There have been a lot of changes over the years. I’ve worked for 4 different owners. The original owners were an Italian family, who prided themselves in providing the best produce, as often as possible from Ontario and a wide supply of grocery items that were difficult to find. When they sold it, unable to compete with the monster that is Loblaw’s, it was bought by a smart, forward thinking Chinese woman, who kept their vision and added her own. She took me to China making my dream of a lifetime come true. The last two slowly destroyed the store by spending as little money on produce, grocery items and store maintenance as possible.
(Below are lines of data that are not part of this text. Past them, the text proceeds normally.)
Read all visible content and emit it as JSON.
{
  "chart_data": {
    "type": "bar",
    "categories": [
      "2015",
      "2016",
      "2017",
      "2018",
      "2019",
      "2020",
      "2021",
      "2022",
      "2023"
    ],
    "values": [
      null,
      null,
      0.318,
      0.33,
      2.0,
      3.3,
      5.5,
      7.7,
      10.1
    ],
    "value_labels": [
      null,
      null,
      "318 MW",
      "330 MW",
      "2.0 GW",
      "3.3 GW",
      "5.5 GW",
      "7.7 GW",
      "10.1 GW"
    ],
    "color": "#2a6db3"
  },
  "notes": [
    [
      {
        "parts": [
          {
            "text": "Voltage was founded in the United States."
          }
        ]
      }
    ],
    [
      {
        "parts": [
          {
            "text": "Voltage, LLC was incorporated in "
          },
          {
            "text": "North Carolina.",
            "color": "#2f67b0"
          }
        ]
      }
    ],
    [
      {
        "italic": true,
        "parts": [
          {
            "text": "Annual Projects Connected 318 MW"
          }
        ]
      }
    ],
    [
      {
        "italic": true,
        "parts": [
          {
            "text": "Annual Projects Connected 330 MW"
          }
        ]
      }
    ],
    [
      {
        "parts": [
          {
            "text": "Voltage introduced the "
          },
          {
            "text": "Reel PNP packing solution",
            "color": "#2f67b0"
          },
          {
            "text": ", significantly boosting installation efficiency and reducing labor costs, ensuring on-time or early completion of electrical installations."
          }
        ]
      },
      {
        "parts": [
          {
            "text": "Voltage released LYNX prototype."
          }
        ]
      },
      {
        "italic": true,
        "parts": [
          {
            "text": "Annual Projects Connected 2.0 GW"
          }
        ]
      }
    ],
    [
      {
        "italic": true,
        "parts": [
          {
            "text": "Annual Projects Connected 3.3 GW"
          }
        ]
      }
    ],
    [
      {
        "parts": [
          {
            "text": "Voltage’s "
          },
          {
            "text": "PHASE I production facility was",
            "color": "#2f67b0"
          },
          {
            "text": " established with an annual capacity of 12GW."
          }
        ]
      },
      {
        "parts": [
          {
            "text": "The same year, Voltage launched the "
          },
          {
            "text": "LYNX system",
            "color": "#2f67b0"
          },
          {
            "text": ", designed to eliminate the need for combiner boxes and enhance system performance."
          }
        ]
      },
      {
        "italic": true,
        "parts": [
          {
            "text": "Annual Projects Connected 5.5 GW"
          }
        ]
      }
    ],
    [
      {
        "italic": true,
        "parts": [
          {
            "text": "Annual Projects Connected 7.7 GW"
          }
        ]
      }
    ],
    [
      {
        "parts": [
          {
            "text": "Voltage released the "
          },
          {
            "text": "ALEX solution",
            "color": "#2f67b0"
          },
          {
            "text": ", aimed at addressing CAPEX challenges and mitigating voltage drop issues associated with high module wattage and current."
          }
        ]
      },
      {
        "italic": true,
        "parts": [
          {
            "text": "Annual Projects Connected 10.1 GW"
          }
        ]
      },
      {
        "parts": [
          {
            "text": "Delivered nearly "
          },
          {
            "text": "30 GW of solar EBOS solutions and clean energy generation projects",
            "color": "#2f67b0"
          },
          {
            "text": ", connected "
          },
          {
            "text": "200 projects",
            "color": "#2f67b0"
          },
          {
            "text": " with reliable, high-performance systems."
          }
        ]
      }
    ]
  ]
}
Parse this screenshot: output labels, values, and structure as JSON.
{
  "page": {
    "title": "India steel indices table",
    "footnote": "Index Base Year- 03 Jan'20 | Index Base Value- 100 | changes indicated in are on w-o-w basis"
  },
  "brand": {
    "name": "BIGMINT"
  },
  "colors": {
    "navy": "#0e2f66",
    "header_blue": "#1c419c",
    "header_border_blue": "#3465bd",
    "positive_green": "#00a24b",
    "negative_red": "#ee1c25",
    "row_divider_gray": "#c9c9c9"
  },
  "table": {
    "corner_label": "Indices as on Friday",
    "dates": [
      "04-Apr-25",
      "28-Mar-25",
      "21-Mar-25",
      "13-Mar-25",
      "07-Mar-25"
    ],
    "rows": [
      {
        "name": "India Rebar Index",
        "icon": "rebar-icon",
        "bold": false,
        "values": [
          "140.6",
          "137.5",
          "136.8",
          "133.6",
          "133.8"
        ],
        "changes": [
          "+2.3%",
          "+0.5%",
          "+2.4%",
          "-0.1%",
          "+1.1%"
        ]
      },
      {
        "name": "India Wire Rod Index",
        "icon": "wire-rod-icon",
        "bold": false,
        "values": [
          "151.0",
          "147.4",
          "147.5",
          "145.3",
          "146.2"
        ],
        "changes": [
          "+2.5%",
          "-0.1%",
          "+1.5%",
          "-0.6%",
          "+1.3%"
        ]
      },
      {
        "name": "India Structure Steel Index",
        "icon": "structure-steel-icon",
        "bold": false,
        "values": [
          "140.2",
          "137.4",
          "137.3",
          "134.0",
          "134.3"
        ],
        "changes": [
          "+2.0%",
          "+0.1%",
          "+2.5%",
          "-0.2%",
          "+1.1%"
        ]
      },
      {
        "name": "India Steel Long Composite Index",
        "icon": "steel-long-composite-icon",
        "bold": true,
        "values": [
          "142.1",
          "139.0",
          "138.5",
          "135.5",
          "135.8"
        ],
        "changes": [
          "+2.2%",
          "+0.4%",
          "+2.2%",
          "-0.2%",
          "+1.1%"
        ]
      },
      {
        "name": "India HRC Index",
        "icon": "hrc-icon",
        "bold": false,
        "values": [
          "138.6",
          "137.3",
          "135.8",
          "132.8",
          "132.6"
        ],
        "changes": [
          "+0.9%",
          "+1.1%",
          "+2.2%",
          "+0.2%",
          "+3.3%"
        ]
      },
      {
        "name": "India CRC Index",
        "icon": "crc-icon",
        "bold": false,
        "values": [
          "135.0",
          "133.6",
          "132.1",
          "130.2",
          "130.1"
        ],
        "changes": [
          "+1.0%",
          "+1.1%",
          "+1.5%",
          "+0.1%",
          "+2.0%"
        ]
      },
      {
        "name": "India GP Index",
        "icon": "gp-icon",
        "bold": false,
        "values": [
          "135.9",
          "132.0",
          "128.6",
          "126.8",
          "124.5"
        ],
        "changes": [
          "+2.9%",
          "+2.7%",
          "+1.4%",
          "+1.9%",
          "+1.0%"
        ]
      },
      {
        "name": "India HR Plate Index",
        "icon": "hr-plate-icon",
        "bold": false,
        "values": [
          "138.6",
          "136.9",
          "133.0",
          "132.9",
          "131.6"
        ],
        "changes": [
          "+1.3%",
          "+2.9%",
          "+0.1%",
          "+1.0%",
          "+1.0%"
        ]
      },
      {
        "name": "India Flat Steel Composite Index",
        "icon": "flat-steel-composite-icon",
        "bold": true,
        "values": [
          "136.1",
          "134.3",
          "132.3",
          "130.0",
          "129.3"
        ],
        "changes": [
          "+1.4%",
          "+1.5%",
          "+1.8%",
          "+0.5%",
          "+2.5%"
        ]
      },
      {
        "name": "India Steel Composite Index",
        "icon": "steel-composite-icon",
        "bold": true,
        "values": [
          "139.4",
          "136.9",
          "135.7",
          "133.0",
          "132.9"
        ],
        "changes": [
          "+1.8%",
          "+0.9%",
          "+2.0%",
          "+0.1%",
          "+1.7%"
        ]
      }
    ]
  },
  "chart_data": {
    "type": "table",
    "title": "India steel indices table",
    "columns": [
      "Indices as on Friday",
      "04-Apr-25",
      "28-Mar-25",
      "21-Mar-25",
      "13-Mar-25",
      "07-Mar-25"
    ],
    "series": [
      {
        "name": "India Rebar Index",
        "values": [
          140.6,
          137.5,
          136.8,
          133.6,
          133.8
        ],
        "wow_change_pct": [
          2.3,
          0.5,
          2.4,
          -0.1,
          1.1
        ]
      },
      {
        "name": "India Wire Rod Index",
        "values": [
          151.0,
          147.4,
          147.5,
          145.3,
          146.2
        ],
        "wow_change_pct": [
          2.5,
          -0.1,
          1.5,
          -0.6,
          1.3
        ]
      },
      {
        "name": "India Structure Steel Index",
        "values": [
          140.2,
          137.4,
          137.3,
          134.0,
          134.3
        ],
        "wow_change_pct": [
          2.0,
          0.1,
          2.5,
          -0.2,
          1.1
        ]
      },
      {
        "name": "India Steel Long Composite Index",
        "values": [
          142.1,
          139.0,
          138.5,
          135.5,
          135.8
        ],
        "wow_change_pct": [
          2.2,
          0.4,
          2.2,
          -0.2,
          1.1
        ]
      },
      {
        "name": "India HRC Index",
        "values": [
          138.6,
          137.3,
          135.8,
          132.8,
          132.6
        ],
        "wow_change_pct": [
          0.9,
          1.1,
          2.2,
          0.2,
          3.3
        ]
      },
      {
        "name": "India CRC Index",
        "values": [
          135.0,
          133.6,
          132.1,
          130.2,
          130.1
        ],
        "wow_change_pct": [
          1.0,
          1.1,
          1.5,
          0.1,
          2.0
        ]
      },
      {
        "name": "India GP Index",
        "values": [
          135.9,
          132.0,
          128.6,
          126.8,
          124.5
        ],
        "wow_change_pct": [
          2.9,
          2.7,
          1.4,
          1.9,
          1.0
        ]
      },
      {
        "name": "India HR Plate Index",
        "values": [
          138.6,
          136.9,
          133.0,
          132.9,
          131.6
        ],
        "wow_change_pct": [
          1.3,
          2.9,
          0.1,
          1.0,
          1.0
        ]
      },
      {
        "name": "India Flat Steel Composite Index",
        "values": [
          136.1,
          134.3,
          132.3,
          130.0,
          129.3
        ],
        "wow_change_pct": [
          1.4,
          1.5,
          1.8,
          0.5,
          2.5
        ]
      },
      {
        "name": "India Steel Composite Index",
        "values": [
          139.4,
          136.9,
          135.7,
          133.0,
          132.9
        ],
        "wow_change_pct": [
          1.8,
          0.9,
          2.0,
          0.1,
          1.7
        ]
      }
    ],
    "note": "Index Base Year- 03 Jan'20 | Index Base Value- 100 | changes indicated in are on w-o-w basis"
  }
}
The last owners who now have the store up for sale, have never even bothered to work in the store and are willing to leave shelves half empty rather than stock them. They put nothing in and when they got nothing back, they put it on the market.
This year I turned 68 and for my birthday I handed in my notice.
In 5 days I will be jumping off the cliff of relative financial security and into the unknown. No more alarm clocks. No more trying to be a day person when I truly come alive at midnight and no more standing all day. No more anything, I don’t want to do as long as it doesn’t affect my ability to look after myself and be a relatively decent human being.
I can’t wait.
The surprising thing about retiring from employment is that most people over the age of 35 seem to think of it as retiring from life. People are very concerned about how you will spend your time now that it is not dominated by a job. And they all give me the same look when I assure them that I have a multitude of ways to fill my time. The look of disbelief. I find it infinitely sad that so many people find work their main focus.
One of the things I am looking forward to is getting fit. I’ve always put more time into brain development which I don’t regret but it catches up with you as you get older and standing on your feet all day is an energy sapper at my age. When I get home from work all I want to do is snuggle with my cat, Sid.
The building I live in has an indoor pool. I’m looking forward to starting my days with a swim ending in a long float. Then I will have a light nosh and sit down at this computer and write. This is another thing I haven’t had the energy to do and if you know me, you know that’s the thing I should be giving priority.
I plan on posting both on this and my other blog http://www.magicforthedisillusioned.com, my fiction blog. I’ve had a couple of novels in the works that have stayed on my mind long enough for me to know that I need and want to finish them.
I am considering facilitating a playwriting group at my neighbourhood community centre. And possibly even a community improv group, maybe I’ll walk dogs or cook for a select few out of my home. I’m just going to take my time and figure out what will be the most fun.